Kortel Kolibri Backpack Review (by Greg Hamerton)
As a bivi-flying enthusiast, I bought the Kortel Kolibri harness as soon as it was released. At the time, there was no lightweight backpack available from Kortel, so I got the Sup’Air XA13 bag which was light and large enough for compact bivi kit. Unfortunately the materials of the XA13 have not lasted during regular use – it’s more of a ‘race’ bag. So I was excited about the Kolibri Backpack when we spotted it at the Coupe Icare 2014, and now … it’s here!
The bag alone weighs 804g on my scales, and has a durable feel in the hand. It comes with three extras – raincover (125g), tiny glider stuffbag (71g) and ultralight glider strap (17g).
The small glider bag is designed to make your packing fit the backpack and form a strong and compact part when compressed. However, because it has no gusset, your packing must be small enough to fit the narrow neck, so in some cases you might wish for some packing assistance. Pictured below is my Icepeak 6.23, a competition wing with lots of reinforcing in the nose, which requires precise concertina folding or some bullying to get into the inner bag. Kortel provides a useful folding guide on their website.
^ The Icepeak 6.23 fits snugly into the packing bag
Either way, with a minor amount of tidying, you can easily place your strapped wing in the backpack and use your knees and the compression panels to squash the wing into a tight dense lump that gets flattened against the wire frame and helps to stiffen up the back support and prevent the dreaded ‘chewing gum’ shape of inferior bags.
Any of the lightweight pods (Kolibri, Lightness2, RangeAir, XA13) will fit in easily. I found the design well-considered: I could squeeze my harness into the bag and zip it up part way, then close the lower compression strap before squashing my harness further down into the pack without risking a burst zipper. With my Kolibri harness I had space for my down jacket, instruments and hat in the lower area. As you can see in the third image (below), there’s ample room in the gaping top section for what remains during normal XC flying (helmet, camera, water and food).
The zipper is double-ended, so when you find you have a small empty area near the bottom of the bag you can slip your hand in and place some clothing or small items without unzipping the whole bag.
^ Packing the wing in a tight compressed shape helps to move the centre of gravity closer to your body
The top section has good volume, and the way the zip runs around to the back makes accessing it very easy, but there is no way to strap it down so unless it’s filled by a normal harness or extra gear, heavy items like water bottles and food might shift around. The two top compression straps don’t help to secure the top load much because they pull backwards.
It depends on the dimensions of your kit. With the limited size of the Kolibri harness, I needed to lash the top of the backpack down with a piece of paragliding line (threaded through the four loops intended for the optional 20 litre topper). Bivi pilots will appreciate the volume – when compared to another ’80 litre’ bag, I had extra space available for lots of food and some clothing. I tested it with the same full kit used for a week-long bivi in the Alps. The standard Kolibri backpack is already well suited for travellers, and if you add the topper (available soon) there’s ample space for extreme adventuring.

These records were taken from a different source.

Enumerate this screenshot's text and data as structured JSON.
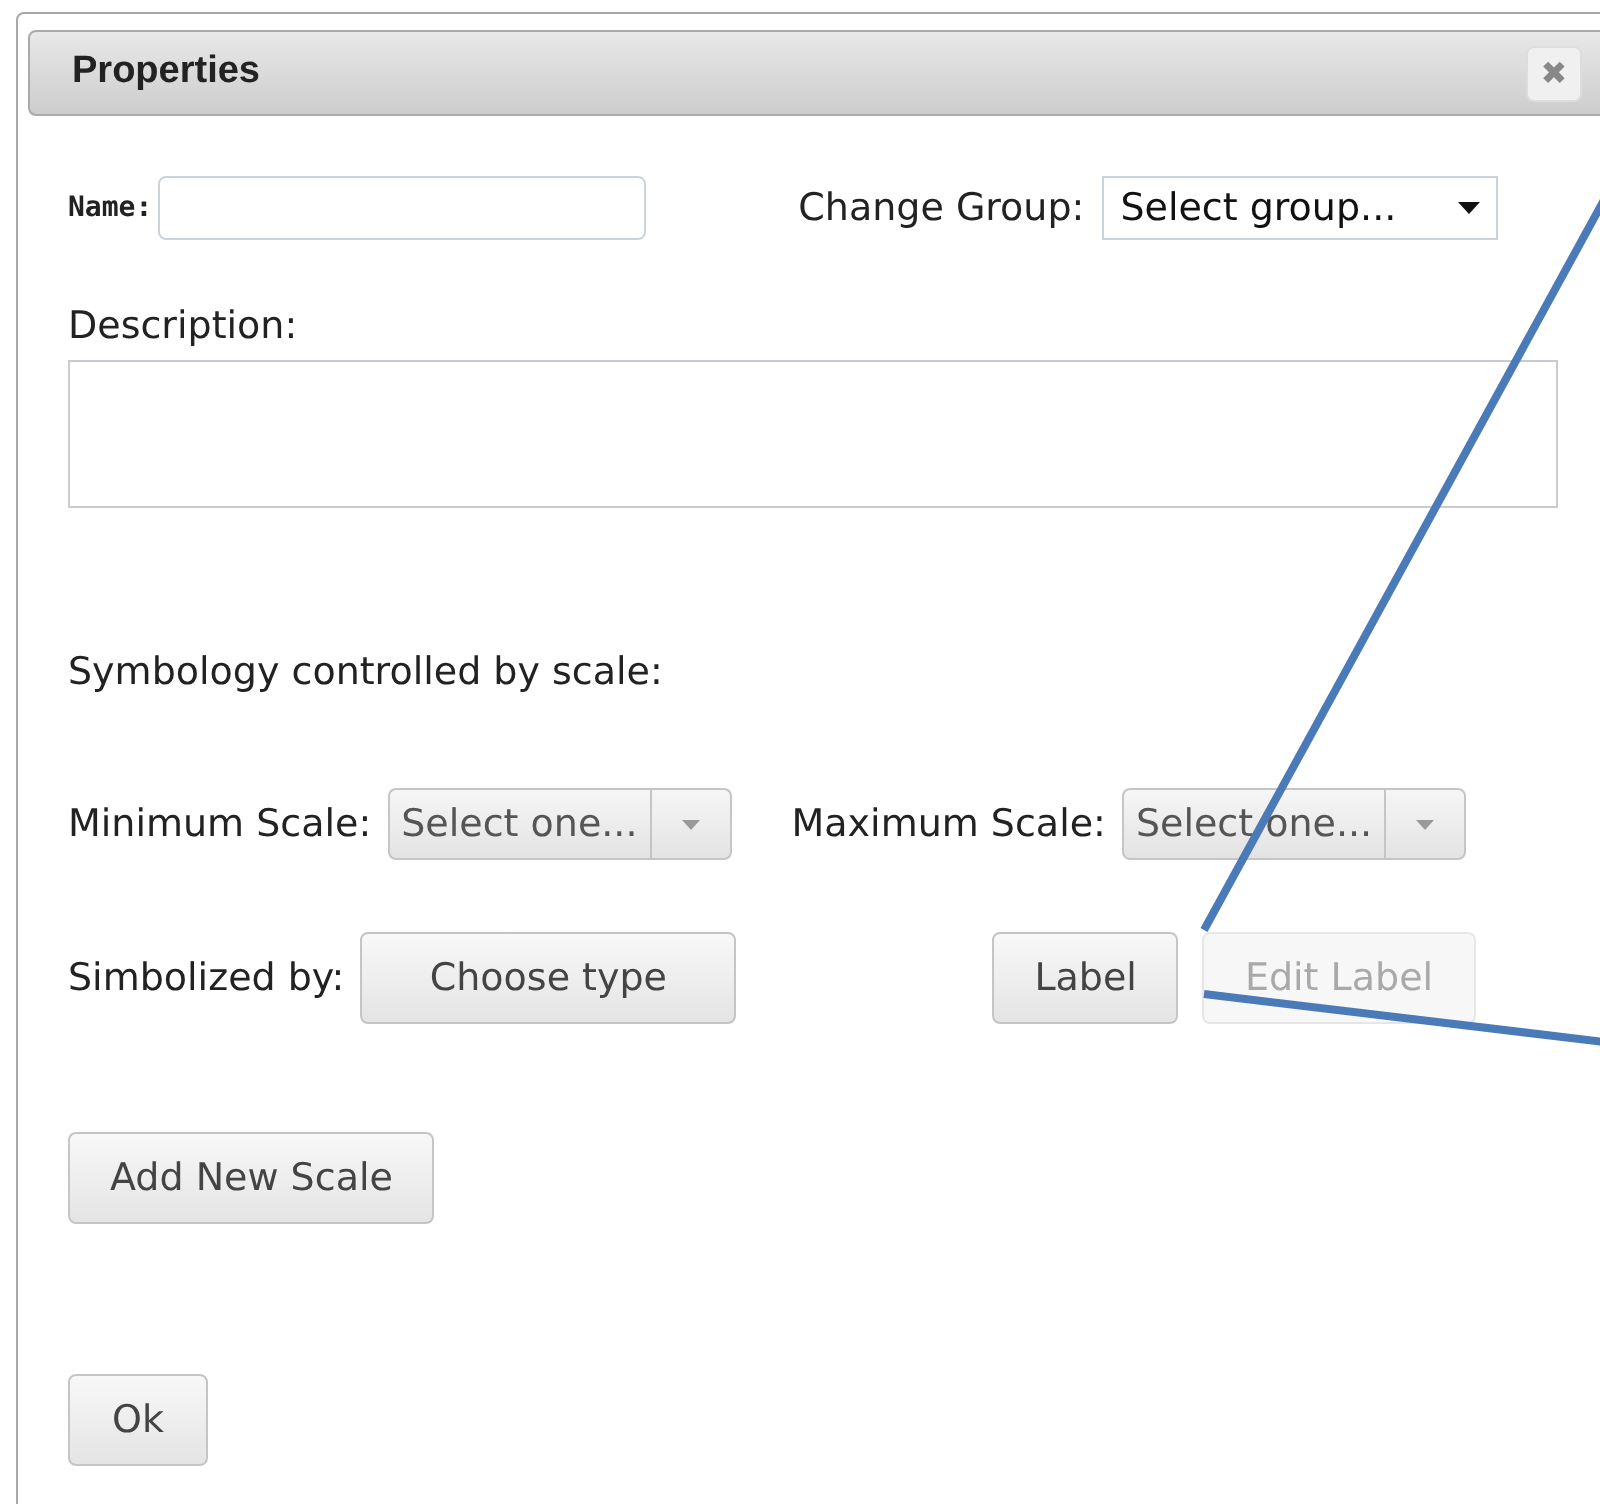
{
  "dialog": {
    "title": "Properties",
    "close_glyph": "✖"
  },
  "name_field": {
    "label": "Name:"
  },
  "group_select": {
    "label": "Change Group:",
    "value": "Select group..."
  },
  "description": {
    "label": "Description:"
  },
  "symbology_heading": "Symbology controlled by scale:",
  "scale_selects": [
    {
      "label": "Minimum Scale:",
      "value": "Select one..."
    },
    {
      "label": "Maximum Scale:",
      "value": "Select one..."
    }
  ],
  "symbolized": {
    "label": "Simbolized by:",
    "choose_button": "Choose type",
    "buttons": [
      {
        "label": "Label",
        "disabled": false
      },
      {
        "label": "Edit Label",
        "disabled": true
      }
    ]
  },
  "add_scale_button": "Add New Scale",
  "ok_button": "Ok"
}
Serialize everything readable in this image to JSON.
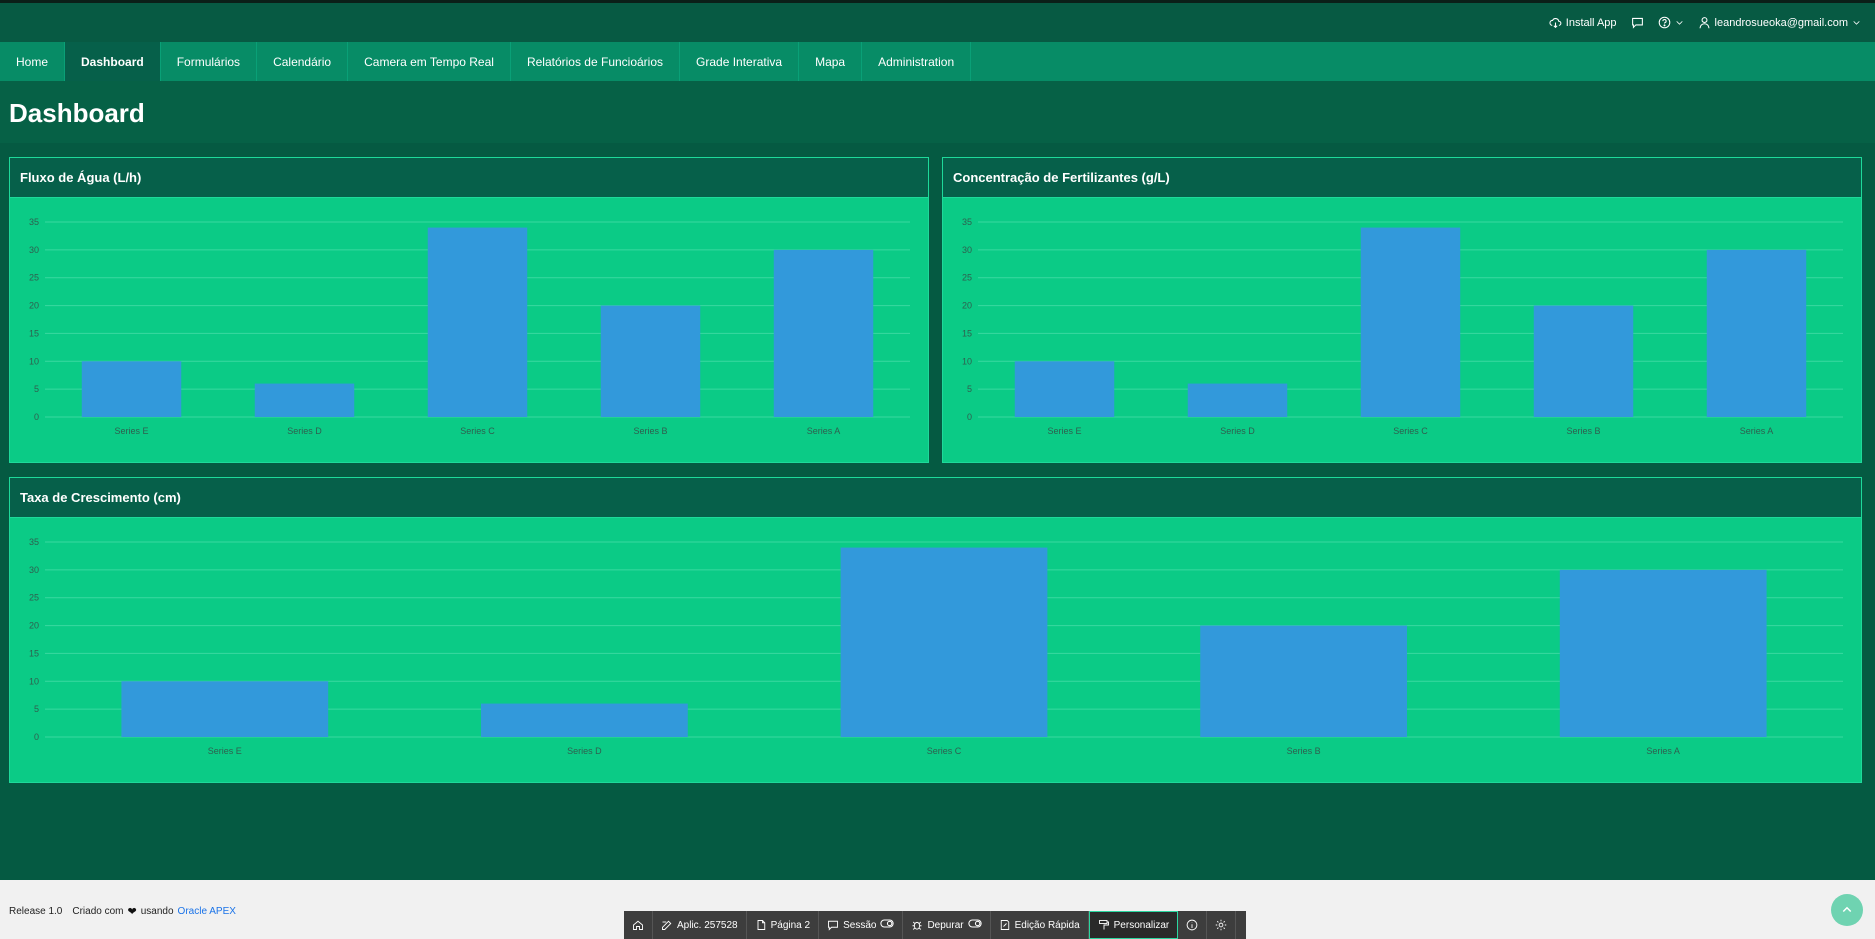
{
  "header": {
    "install_app": "Install App",
    "user_email": "leandrosueoka@gmail.com"
  },
  "nav": {
    "items": [
      {
        "label": "Home",
        "active": false
      },
      {
        "label": "Dashboard",
        "active": true
      },
      {
        "label": "Formulários",
        "active": false
      },
      {
        "label": "Calendário",
        "active": false
      },
      {
        "label": "Camera em Tempo Real",
        "active": false
      },
      {
        "label": "Relatórios de Funcioários",
        "active": false
      },
      {
        "label": "Grade Interativa",
        "active": false
      },
      {
        "label": "Mapa",
        "active": false
      },
      {
        "label": "Administration",
        "active": false
      }
    ]
  },
  "page": {
    "title": "Dashboard"
  },
  "colors": {
    "bar": "#3299db",
    "chart_bg": "#0bcb86",
    "grid": "#3ad9a0",
    "axis_text": "#2f5f4f"
  },
  "chart_data": [
    {
      "type": "bar",
      "title": "Fluxo de Água (L/h)",
      "categories": [
        "Series E",
        "Series D",
        "Series C",
        "Series B",
        "Series A"
      ],
      "values": [
        10,
        6,
        34,
        20,
        30
      ],
      "ylim": [
        0,
        35
      ],
      "yticks": [
        0,
        5,
        10,
        15,
        20,
        25,
        30,
        35
      ],
      "grid": true
    },
    {
      "type": "bar",
      "title": "Concentração de Fertilizantes (g/L)",
      "categories": [
        "Series E",
        "Series D",
        "Series C",
        "Series B",
        "Series A"
      ],
      "values": [
        10,
        6,
        34,
        20,
        30
      ],
      "ylim": [
        0,
        35
      ],
      "yticks": [
        0,
        5,
        10,
        15,
        20,
        25,
        30,
        35
      ],
      "grid": true
    },
    {
      "type": "bar",
      "title": "Taxa de Crescimento (cm)",
      "categories": [
        "Series E",
        "Series D",
        "Series C",
        "Series B",
        "Series A"
      ],
      "values": [
        10,
        6,
        34,
        20,
        30
      ],
      "ylim": [
        0,
        35
      ],
      "yticks": [
        0,
        5,
        10,
        15,
        20,
        25,
        30,
        35
      ],
      "grid": true
    }
  ],
  "footer": {
    "release": "Release 1.0",
    "made_with": "Criado com",
    "using": "usando",
    "link": "Oracle APEX"
  },
  "devbar": {
    "items": [
      {
        "label": "",
        "icon": "home-icon"
      },
      {
        "label": "Aplic. 257528",
        "icon": "edit-icon"
      },
      {
        "label": "Página 2",
        "icon": "page-icon"
      },
      {
        "label": "Sessão",
        "icon": "chat-icon"
      },
      {
        "label": "Depurar",
        "icon": "bug-icon"
      },
      {
        "label": "Edição Rápida",
        "icon": "quick-edit-icon"
      },
      {
        "label": "Personalizar",
        "icon": "paint-roller-icon"
      },
      {
        "label": "",
        "icon": "info-icon"
      },
      {
        "label": "",
        "icon": "gear-icon"
      }
    ]
  }
}
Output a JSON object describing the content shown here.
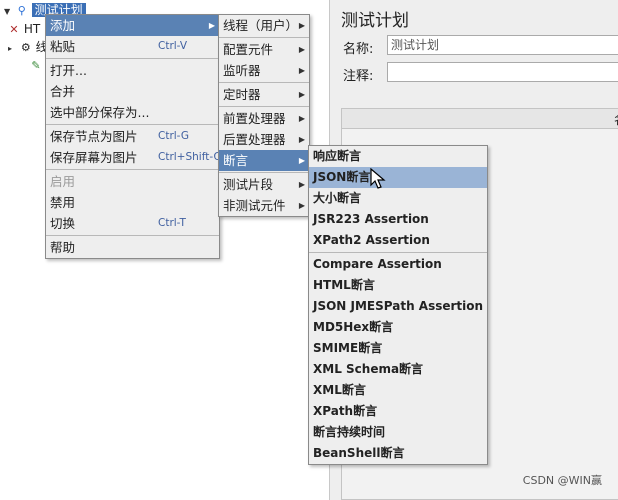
{
  "tree": {
    "root_label": "测试计划",
    "child1_label": "HT",
    "child2_label": "线"
  },
  "panel": {
    "title": "测试计划",
    "name_label": "名称:",
    "name_value": "测试计划",
    "comment_label": "注释:",
    "comment_value": "",
    "table_column": "名"
  },
  "context_menu": {
    "add": "添加",
    "paste": "粘贴",
    "paste_shortcut": "Ctrl-V",
    "open": "打开...",
    "merge": "合并",
    "save_selection": "选中部分保存为...",
    "save_node_image": "保存节点为图片",
    "save_node_image_shortcut": "Ctrl-G",
    "save_screen_image": "保存屏幕为图片",
    "save_screen_image_shortcut": "Ctrl+Shift-G",
    "enable": "启用",
    "disable": "禁用",
    "toggle": "切换",
    "toggle_shortcut": "Ctrl-T",
    "help": "帮助"
  },
  "add_menu": {
    "threads": "线程（用户）",
    "config": "配置元件",
    "listener": "监听器",
    "timer": "定时器",
    "pre_processor": "前置处理器",
    "post_processor": "后置处理器",
    "assertion": "断言",
    "test_fragment": "测试片段",
    "non_test": "非测试元件"
  },
  "assertion_menu": {
    "response": "响应断言",
    "json": "JSON断言",
    "size": "大小断言",
    "jsr223": "JSR223 Assertion",
    "xpath2": "XPath2 Assertion",
    "compare": "Compare Assertion",
    "html": "HTML断言",
    "jmespath": "JSON JMESPath Assertion",
    "md5hex": "MD5Hex断言",
    "smime": "SMIME断言",
    "xml_schema": "XML Schema断言",
    "xml": "XML断言",
    "xpath": "XPath断言",
    "duration": "断言持续时间",
    "beanshell": "BeanShell断言"
  },
  "watermark": "CSDN @WIN赢"
}
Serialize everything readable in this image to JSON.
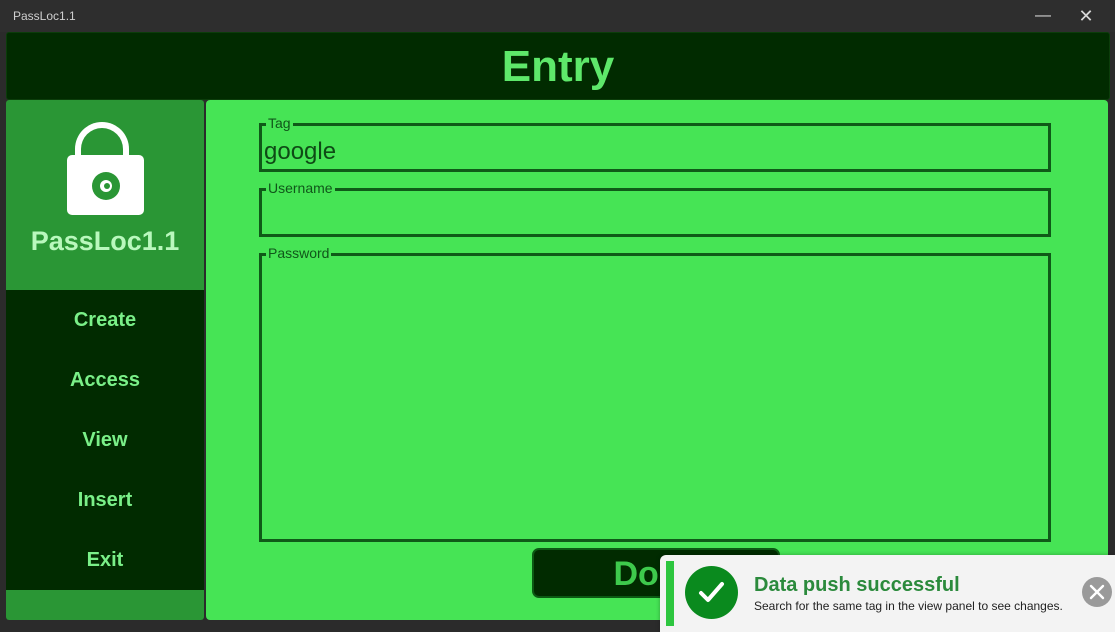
{
  "window": {
    "title": "PassLoc1.1",
    "minimize_glyph": "—",
    "close_glyph": "✕"
  },
  "header": {
    "title": "Entry"
  },
  "sidebar": {
    "app_name": "PassLoc1.1",
    "logo_icon": "lock-eye-icon",
    "items": [
      {
        "label": "Create"
      },
      {
        "label": "Access"
      },
      {
        "label": "View"
      },
      {
        "label": "Insert"
      },
      {
        "label": "Exit"
      }
    ]
  },
  "form": {
    "tag": {
      "label": "Tag",
      "value": "google"
    },
    "username": {
      "label": "Username",
      "value": ""
    },
    "password": {
      "label": "Password",
      "value": ""
    },
    "done_label": "Done"
  },
  "toast": {
    "title": "Data push successful",
    "message": "Search for the same tag in the view panel to see changes.",
    "icon": "check-circle-icon"
  },
  "colors": {
    "header_bg": "#012b00",
    "accent_green": "#46e455",
    "logo_green": "#2a9635",
    "nav_text": "#7af088"
  }
}
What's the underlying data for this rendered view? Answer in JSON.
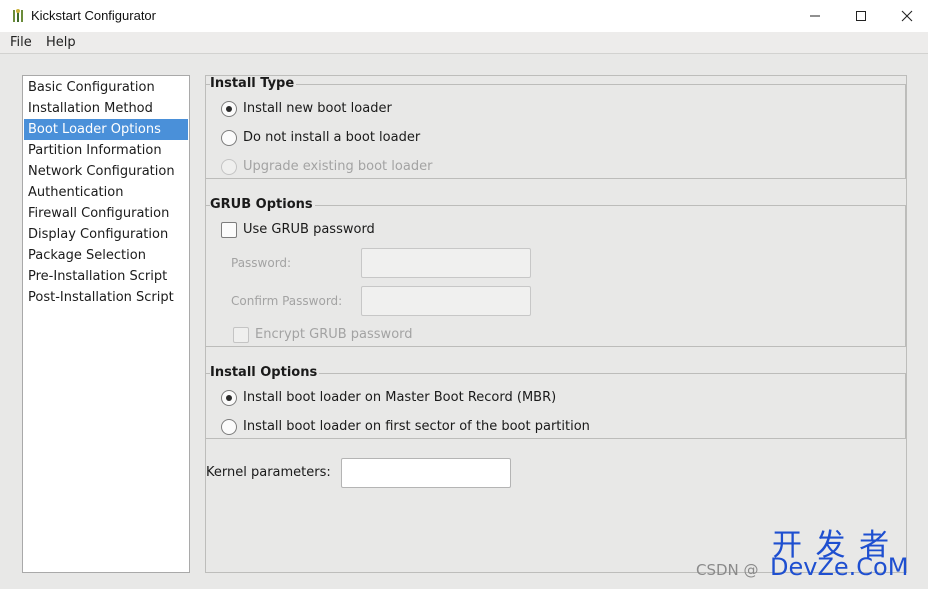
{
  "window": {
    "title": "Kickstart Configurator",
    "controls": {
      "minimize": "—",
      "maximize": "☐",
      "close": "✕"
    }
  },
  "menu": {
    "file": "File",
    "help": "Help"
  },
  "sidebar": {
    "items": [
      {
        "label": "Basic Configuration"
      },
      {
        "label": "Installation Method"
      },
      {
        "label": "Boot Loader Options"
      },
      {
        "label": "Partition Information"
      },
      {
        "label": "Network Configuration"
      },
      {
        "label": "Authentication"
      },
      {
        "label": "Firewall Configuration"
      },
      {
        "label": "Display Configuration"
      },
      {
        "label": "Package Selection"
      },
      {
        "label": "Pre-Installation Script"
      },
      {
        "label": "Post-Installation Script"
      }
    ],
    "selected": "Boot Loader Options"
  },
  "install_type": {
    "title": "Install Type",
    "options": [
      {
        "label": "Install new boot loader",
        "checked": true,
        "enabled": true
      },
      {
        "label": "Do not install a boot loader",
        "checked": false,
        "enabled": true
      },
      {
        "label": "Upgrade existing boot loader",
        "checked": false,
        "enabled": false
      }
    ]
  },
  "grub_options": {
    "title": "GRUB Options",
    "use_password_label": "Use GRUB password",
    "password_label": "Password:",
    "confirm_label": "Confirm Password:",
    "encrypt_label": "Encrypt GRUB password"
  },
  "install_options": {
    "title": "Install Options",
    "options": [
      {
        "label": "Install boot loader on Master Boot Record (MBR)",
        "checked": true
      },
      {
        "label": "Install boot loader on first sector of the boot partition",
        "checked": false
      }
    ]
  },
  "kernel": {
    "label": "Kernel parameters:",
    "value": ""
  },
  "watermark": {
    "line1": "开 发 者",
    "line2": "DevZe.CoM",
    "csdn": "CSDN @"
  },
  "colors": {
    "selection": "#4a90d9",
    "watermark": "#1e4fd0"
  }
}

^ The ’90 litre’ XA13 bag (left) only just contained my full Alps bivi kit. You can get these extra items into the ’80 litre’ Kolibri!
A minor omission is the lack of any handle to pick up the bag, but this is to minimise weight – it is possible to lift it with both shoulder straps held together (to avoid straining one side).
Once settled, it carries very well and the straps were simple to adjust. The waist strap is particularly functional, easy to fine-tune on both sides to transfer the load to your hips. I found all the loops and pockets to be perfectly positioned – clear evidence of trail testing by the Kortel team. I jogged along for a mile or so and once all the straps were jammed down tightly the weight seemed to become a part of me, apart from the top load which flapped about.
I asked Guillaume at Kortel about this. He explained the design. “Normally, you pack in the glider then put the top of the harness in the bottom space, so the seat area of the harness fills the top section of the backpack, which means you keep all the heaviest parts (rescue parachute, bottles, etc) near the shoulders. Pack your clothes in a way that helps to keep the different parts in place. As well the Kolibri harness, this backpack is also designed to carry an ordinary pod harness.”
I tested this claim with a Gin Genie Lite – a full pod harness with very bulky foam protector. It’s at the absolute limit, but it fitted! I could get everything in, except my helmet.
There are added design flairs everywhere on this bag. A waterproof yellow panel inside the back to prevent your sweat reaching the glider. A discrete hook and loop fastener pouch for the raincover. Hang loops for heavy hands.
With intelligent use, I’m confident this bag will last many years of regular XC flying. If I was going on a bivi, I wouldn’t leave home without a Kolibri backpack.
Comfortable, versatile, durable and light – it’s a winner!